The decision was not entirely surprising. Based on his sources, Watters learned that some members of OPEC were viewing the cuts as “getting a little long in the tooth.”

It’s been a killer to prices, though. S&P Global Ratings expected a price retreat for any production cut less than 600,000 barrels per day (bbl/d). OPEC ministers must have agreed, because they recommended maintaining cuts through the year and reducing output by 1.5 million bbl/d in the second quarter.
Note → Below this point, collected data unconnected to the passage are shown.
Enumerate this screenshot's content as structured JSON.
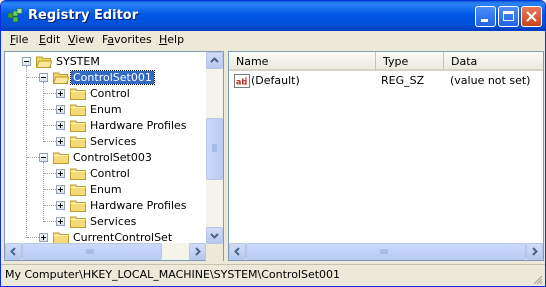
{
  "window": {
    "title": "Registry Editor"
  },
  "menu": [
    {
      "pre": "",
      "u": "F",
      "post": "ile"
    },
    {
      "pre": "",
      "u": "E",
      "post": "dit"
    },
    {
      "pre": "",
      "u": "V",
      "post": "iew"
    },
    {
      "pre": "F",
      "u": "a",
      "post": "vorites"
    },
    {
      "pre": "",
      "u": "H",
      "post": "elp"
    }
  ],
  "tree": {
    "items": [
      {
        "label": "SYSTEM",
        "level": 0,
        "expander": "minus",
        "open": true
      },
      {
        "label": "ControlSet001",
        "level": 1,
        "expander": "minus",
        "open": true,
        "selected": true
      },
      {
        "label": "Control",
        "level": 2,
        "expander": "plus"
      },
      {
        "label": "Enum",
        "level": 2,
        "expander": "plus"
      },
      {
        "label": "Hardware Profiles",
        "level": 2,
        "expander": "plus"
      },
      {
        "label": "Services",
        "level": 2,
        "expander": "plus"
      },
      {
        "label": "ControlSet003",
        "level": 1,
        "expander": "minus"
      },
      {
        "label": "Control",
        "level": 2,
        "expander": "plus"
      },
      {
        "label": "Enum",
        "level": 2,
        "expander": "plus"
      },
      {
        "label": "Hardware Profiles",
        "level": 2,
        "expander": "plus"
      },
      {
        "label": "Services",
        "level": 2,
        "expander": "plus"
      },
      {
        "label": "CurrentControlSet",
        "level": 1,
        "expander": "plus"
      }
    ]
  },
  "list": {
    "columns": {
      "name": "Name",
      "type": "Type",
      "data": "Data"
    },
    "rows": [
      {
        "name": "(Default)",
        "type": "REG_SZ",
        "data": "(value not set)",
        "icon": "string-value-icon"
      }
    ]
  },
  "status": {
    "path": "My Computer\\HKEY_LOCAL_MACHINE\\SYSTEM\\ControlSet001"
  },
  "colors": {
    "titlebar": "#0058e6",
    "selection": "#316ac5",
    "close": "#c8451d"
  }
}
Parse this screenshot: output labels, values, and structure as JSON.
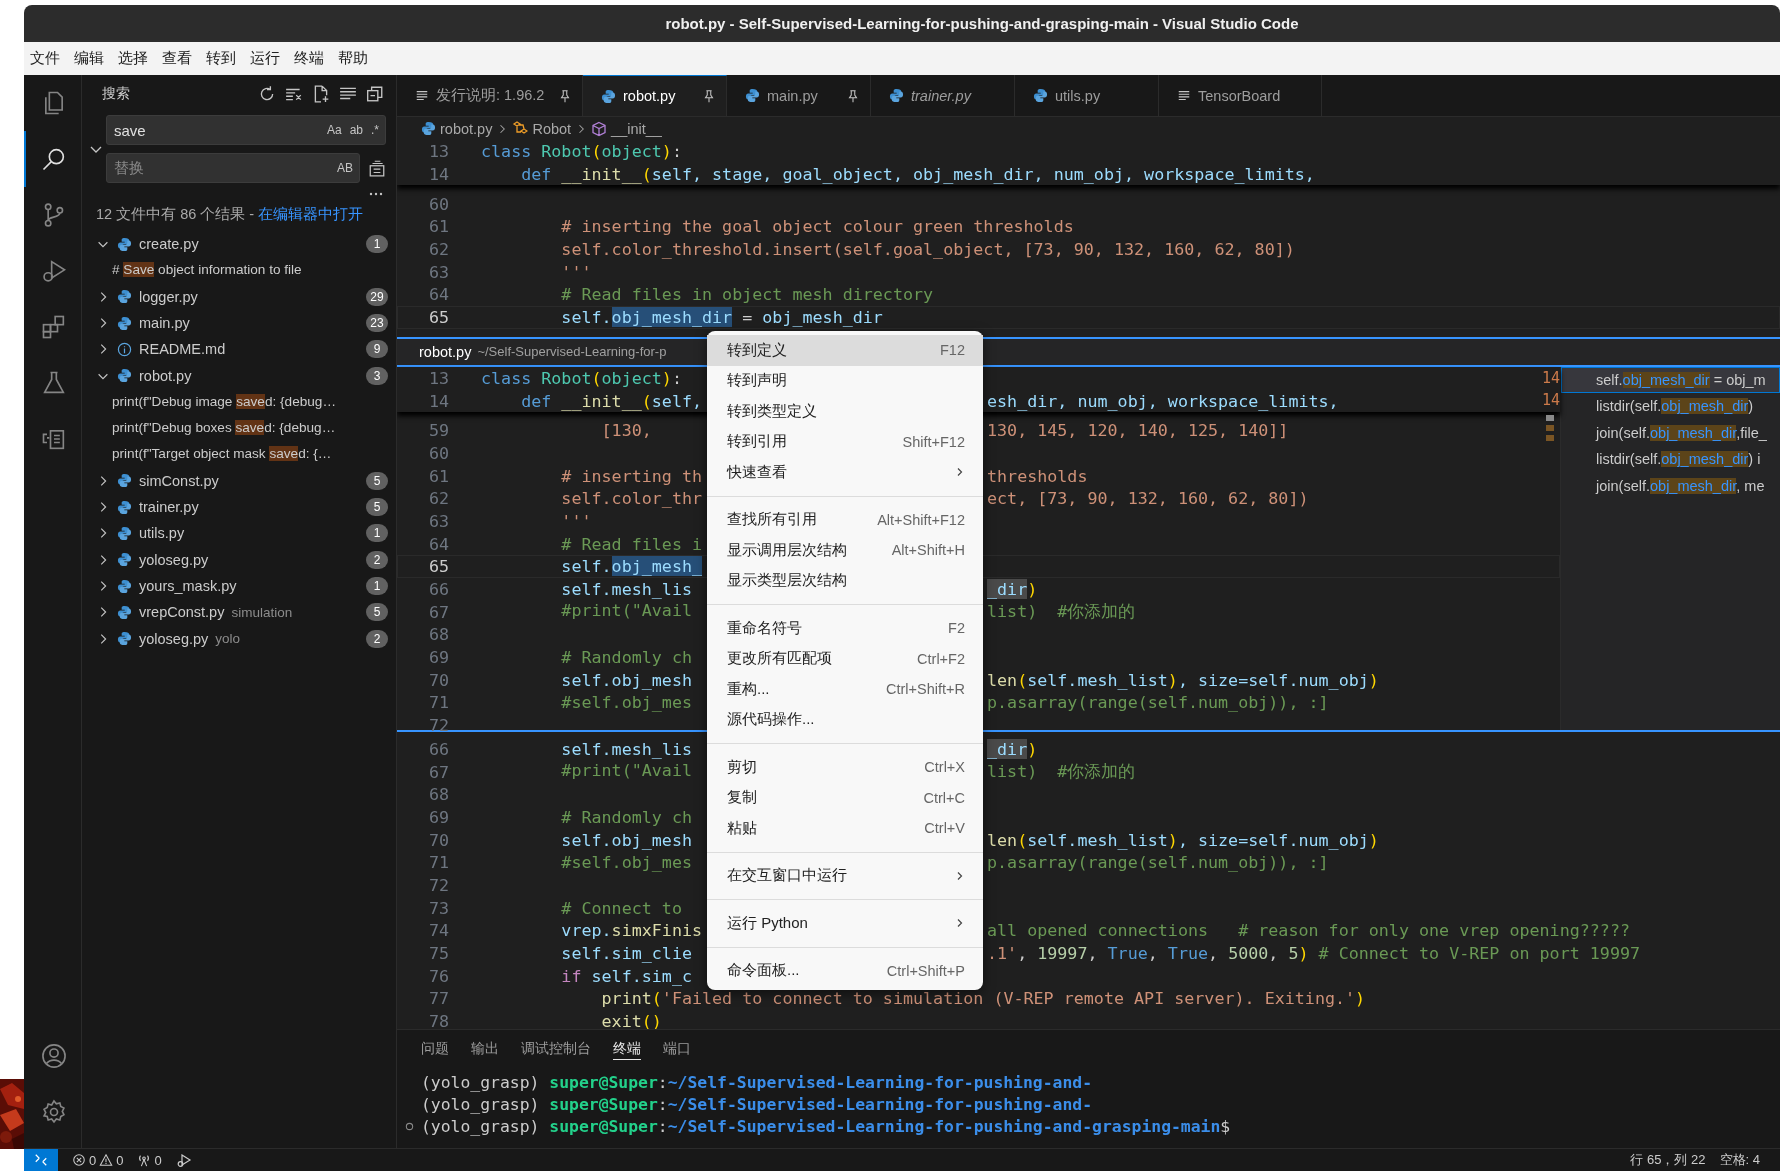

By mid-afternoon on March 6, news of the lack of an agreement forced the two benchmarks down 8%. Brent had dropped almost $4/bbl and WTI was barely above $42/bbl.

Going On A Diet?

Complicating matters is the market reaction to the global spread of COVID-19, which had infected more than 100,000 people as of March 6. Watters expected OPEC, along with the U.S. Energy Information Administration (EIA) and the International Energy Agency (IEA) to revise demand growth estimates downward for 2020. On March 9, the EIA said it would delay release of its Short-Term Energy Outlook until March 11 to incorporate recent global market events.

Will there be a contraction in oil demand? That would be hard to predict, he said, but it hasn’t happened since 2008-2009.

For clarity on natural gas, look to Asia.

“We know the virus has weakened LNG prices to record lows due to declining Chinese demand,” Watters said. “The big question is what happens in South Korea. They happen to be the largest buyer of U.S. LNG.”

A reduction in imports from South Korea will push back into U.S. gas inventory, already at very high levels. The EIA reported that as of Feb. 28, storage was 48% above the level recorded a year earlier.

“It’s unclear at this time if there is any U.S. LNG shut-in to balance global LNG,” Watters said, “but if we did it would exacerbate the oversupply of U.S. natgas markets and that would end up pummeling the Henry Hub price.”